2. Make sure to wash off all brain capillaries, especially from the rim of the filter. Avoid bubbles since this makes the filtration process more difficult and increases the chance of capillary loss.

6. Washing

1. After collecting the capillaries, centrifuge all samples at 1,500 x g for 3 min at 4 °C (swinging bucket rotor). Remove the supernatant and re-suspend the pellet in approximately 3 mL of isolation buffer. Combine all resuspended pellets from one sample in a 15 mL conical tube and fill it with isolation buffer. Centrifuge again at 1,500 x g for 3 min at 4 °C and wash two more times.
2. Document the capillary purity with a microscope (100X magnification) and camera (Figure 1B).  
   NOTE: The brain capillary yield from 10 g of human brain tissue is usually about 100 mg. The isolated brain capillaries can now be used for experiments, processed (e.g., lysate, membrane isolation), or be flash-frozen and stored at -80 °C in cryotubes for a minimum of 6–12 months (avoid multiple freeze-thaw cycles).

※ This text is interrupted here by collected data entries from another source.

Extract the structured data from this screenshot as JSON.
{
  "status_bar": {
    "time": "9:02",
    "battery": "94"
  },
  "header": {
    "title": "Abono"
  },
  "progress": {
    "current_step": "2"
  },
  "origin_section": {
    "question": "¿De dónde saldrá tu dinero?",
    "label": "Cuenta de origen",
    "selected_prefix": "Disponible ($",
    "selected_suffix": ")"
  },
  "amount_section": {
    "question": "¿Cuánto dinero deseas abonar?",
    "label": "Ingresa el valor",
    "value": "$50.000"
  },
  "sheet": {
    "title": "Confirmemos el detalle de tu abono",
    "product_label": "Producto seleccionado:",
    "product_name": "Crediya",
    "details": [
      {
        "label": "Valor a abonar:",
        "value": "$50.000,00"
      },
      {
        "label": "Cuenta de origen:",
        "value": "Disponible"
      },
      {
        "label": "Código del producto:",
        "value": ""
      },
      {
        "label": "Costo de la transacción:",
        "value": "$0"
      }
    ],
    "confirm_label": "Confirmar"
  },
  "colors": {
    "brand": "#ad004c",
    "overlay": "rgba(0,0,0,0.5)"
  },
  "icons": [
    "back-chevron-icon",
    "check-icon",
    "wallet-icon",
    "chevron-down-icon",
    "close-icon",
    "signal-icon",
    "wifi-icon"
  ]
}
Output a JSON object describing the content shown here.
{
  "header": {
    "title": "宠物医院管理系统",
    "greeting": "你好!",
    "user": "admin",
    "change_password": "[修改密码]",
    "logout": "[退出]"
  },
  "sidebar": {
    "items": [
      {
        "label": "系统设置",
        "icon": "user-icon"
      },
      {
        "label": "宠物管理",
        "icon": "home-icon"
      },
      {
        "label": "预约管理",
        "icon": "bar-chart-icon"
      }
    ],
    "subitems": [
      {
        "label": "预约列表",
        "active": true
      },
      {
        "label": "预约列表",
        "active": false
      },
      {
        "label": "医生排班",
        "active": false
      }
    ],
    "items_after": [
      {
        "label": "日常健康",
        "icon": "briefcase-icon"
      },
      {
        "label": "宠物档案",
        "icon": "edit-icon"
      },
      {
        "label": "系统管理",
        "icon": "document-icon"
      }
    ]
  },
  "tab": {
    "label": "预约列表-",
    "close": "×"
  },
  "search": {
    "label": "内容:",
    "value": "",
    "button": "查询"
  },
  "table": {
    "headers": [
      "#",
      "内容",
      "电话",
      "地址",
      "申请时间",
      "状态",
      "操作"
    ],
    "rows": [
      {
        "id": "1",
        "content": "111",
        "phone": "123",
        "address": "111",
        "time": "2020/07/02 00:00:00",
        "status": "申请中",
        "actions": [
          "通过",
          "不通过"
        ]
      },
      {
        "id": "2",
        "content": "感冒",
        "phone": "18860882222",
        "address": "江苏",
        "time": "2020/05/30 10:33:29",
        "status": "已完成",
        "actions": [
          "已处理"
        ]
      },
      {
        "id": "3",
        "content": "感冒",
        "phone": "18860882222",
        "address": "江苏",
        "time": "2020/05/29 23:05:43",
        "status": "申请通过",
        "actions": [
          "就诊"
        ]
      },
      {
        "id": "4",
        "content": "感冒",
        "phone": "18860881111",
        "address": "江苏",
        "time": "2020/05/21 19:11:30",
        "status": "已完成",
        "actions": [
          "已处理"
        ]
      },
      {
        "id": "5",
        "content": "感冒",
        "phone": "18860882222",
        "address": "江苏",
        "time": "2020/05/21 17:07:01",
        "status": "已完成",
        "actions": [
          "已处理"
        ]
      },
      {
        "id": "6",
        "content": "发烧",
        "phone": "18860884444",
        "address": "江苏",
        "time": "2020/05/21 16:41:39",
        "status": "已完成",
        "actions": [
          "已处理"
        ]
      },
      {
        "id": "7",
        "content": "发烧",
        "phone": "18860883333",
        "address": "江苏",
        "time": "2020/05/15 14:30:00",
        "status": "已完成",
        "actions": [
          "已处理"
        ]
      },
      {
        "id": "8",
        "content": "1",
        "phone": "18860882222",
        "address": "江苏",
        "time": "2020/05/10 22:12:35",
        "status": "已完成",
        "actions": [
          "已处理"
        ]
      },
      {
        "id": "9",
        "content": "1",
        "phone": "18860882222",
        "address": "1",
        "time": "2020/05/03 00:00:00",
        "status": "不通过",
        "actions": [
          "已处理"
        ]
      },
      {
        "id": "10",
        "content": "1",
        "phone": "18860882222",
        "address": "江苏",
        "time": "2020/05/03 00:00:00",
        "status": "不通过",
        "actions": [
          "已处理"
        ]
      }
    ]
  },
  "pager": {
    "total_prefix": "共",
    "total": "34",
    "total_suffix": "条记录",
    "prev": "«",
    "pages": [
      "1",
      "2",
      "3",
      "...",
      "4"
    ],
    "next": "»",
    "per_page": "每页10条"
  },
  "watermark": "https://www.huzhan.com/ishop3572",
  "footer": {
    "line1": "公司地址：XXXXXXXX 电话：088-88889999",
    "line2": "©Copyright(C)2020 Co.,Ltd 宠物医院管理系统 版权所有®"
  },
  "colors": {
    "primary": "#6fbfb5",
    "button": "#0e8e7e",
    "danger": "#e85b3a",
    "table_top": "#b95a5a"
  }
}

Table 1: Homogenization protocol. The homogenization protocol for the Potter-Elvehjem tissue grinder to homogenize 10 g of human frontal cortex at a homogenization speed of 50 rpm. Note that the first several strokes require additional time to homogenize the minced tissue. After this initial homogenization, each stroke is 12 s in duration (6 s for downward movement, 6 s for upward movement). Thus, after the initial homogenization, 5 strokes can be accomplished in 1 min, or 25 strokes in 5 min.